Citadel Securities demande à la SEC et à la CFTC de réaffirmer la compétence de la SEC concernant les contrats d’événement liés aux actions de sociétés cotées.

Citadel Securities a récemment appelé la Securities and Exchange Commission (SEC) et la Commodity Futures Trading Commission (CFTC) à réaffirmer la compétence de la SEC en matière de surveillance des produits liés aux sociétés cotées américaines et des valeurs de ces sociétés.

Dans une lettre datée du 9/9, il répond à une demande visant à recueillir l’avis général de deux organismes de régulation ; cette place de marché, qui est aussi le teneur de marché en question, estime que les lieux de négociation ne devraient pas être autorisés à recourir au mécanisme d’auto-certification de la CFTC pour contourner la compétence de la SEC à l’égard des produits liés à des actions.

Selon Citadel, les règles de la CFTC permettent aux lieux de négociation d’auto-certifier de nouveaux produits et de commencer à les négocier dès le jour ouvrable suivant, sans solliciter l’avis du public, tandis que le cadre de la SEC exige que les lieux de négociation prouvent leur conformité aux règles, ouvrent un processus de consultation du public et obtiennent l’approbation explicite préalable avant que la négociation puisse être mise en œuvre.

Stephen John Berger, directeur général chargé des politiques publiques et de la régulation chez Citadel, souligne qu’un lieu de négociation ne devrait pas, en pratique, avoir la capacité de choisir l’autorité de régulation compétente pour un produit lié à une action, uniquement en fonction de la manière dont il classe unilatéralement le produit concerné.

Il cite les contrats liés aux principaux indicateurs de performance (KPI) de sociétés cotées comme exemples et indique que certains marchés de contrats désignés enregistrés auprès de la CFTC ont auto-certifié des produits comme ceux-ci pour les faire entrer en négociation sous la compétence de cet organisme.

Risque de transactions pour compte d'initié et problèmes de classification des produits

Selon Berger, les instruments liés aux KPI font naître de nouveaux risques en matière de transactions pour compte d’initié, qui ne concernent pas seulement le fait que les indicateurs spécifiques soient atteints ou non, mais aussi le point de savoir si l’émetteur publie ces indicateurs et comment il les publie, ce qui renforce encore l’argument selon lequel la SEC doit assurer la surveillance.
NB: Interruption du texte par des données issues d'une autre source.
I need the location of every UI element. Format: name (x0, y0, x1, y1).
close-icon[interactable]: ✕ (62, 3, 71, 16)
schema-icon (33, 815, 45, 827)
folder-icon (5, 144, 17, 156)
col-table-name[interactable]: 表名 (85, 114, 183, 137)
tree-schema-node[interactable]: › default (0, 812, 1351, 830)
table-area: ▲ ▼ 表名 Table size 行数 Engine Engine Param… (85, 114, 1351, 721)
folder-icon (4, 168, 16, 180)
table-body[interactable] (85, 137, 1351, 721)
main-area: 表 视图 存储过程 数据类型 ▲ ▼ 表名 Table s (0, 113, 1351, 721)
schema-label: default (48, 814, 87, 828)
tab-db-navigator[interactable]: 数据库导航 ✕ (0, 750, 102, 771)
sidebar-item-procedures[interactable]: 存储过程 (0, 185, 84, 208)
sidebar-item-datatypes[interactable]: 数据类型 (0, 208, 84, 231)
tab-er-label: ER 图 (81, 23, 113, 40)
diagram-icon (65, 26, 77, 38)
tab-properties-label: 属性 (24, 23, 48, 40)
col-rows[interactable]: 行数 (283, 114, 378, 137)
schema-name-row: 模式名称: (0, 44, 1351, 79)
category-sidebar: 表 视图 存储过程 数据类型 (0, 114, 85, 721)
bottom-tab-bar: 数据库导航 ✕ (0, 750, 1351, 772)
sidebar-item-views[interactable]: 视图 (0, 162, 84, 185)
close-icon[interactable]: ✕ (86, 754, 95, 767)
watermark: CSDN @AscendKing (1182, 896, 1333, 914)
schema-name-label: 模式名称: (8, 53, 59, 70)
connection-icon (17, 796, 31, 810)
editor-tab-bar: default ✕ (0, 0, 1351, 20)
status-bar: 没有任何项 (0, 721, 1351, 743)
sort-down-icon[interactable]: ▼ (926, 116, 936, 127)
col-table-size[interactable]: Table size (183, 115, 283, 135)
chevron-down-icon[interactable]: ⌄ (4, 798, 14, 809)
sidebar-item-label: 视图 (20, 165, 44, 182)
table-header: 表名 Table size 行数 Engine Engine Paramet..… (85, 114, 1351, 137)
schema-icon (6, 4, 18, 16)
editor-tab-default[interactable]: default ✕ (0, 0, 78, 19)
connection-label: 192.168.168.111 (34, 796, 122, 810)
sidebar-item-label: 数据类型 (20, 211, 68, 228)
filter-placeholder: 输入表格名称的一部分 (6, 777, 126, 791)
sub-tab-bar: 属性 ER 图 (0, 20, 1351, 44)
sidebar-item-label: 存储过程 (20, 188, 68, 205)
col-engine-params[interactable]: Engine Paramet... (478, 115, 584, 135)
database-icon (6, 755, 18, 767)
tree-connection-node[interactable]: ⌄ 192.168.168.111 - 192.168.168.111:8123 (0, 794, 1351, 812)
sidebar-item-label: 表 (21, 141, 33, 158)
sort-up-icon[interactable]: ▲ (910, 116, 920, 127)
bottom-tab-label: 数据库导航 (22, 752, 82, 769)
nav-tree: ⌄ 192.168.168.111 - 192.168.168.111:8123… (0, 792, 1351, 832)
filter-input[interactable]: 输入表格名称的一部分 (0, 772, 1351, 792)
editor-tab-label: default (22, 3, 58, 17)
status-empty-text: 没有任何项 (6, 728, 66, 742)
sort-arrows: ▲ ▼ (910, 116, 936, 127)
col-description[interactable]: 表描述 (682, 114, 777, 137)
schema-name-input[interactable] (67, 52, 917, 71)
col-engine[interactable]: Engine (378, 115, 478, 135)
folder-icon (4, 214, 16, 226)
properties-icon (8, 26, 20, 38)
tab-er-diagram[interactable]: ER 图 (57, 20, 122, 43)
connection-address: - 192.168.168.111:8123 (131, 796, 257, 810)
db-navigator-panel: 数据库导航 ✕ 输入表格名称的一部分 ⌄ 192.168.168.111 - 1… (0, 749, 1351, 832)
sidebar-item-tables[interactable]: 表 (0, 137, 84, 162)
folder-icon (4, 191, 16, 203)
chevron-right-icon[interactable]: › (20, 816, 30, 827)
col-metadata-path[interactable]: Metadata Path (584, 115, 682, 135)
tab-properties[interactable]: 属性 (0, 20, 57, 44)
Il soutient que les options binaires liées aux KPI devraient être considérées comme des valeurs mobilières au sens de la loi fédérale et que de tels contrats peuvent aussi être classés comme des swaps sur valeurs lorsqu’ils sont liés à un événement relatif à un seul émetteur et que cet événement a un effet direct sur les rapports financiers, la situation financière ou les obligations financières de l’émetteur.

En plus d’appeler à la réaffirmation de la compétence en matière de surveillance, Citadel propose également que la SEC s’engage à procéder à un examen opportun des dépôts relatifs à de nouveaux produits, tout en traitant les questions de classification concernant les contrats d’événement liés à des actions et les produits dérivés perpétuels.

Selon Berger, les nouveaux produits devraient réussir en fonction de leur valeur et de leurs caractéristiques propres, plutôt que de tirer parti des différences entre les cadres de réglementation de la SEC et de la CFTC.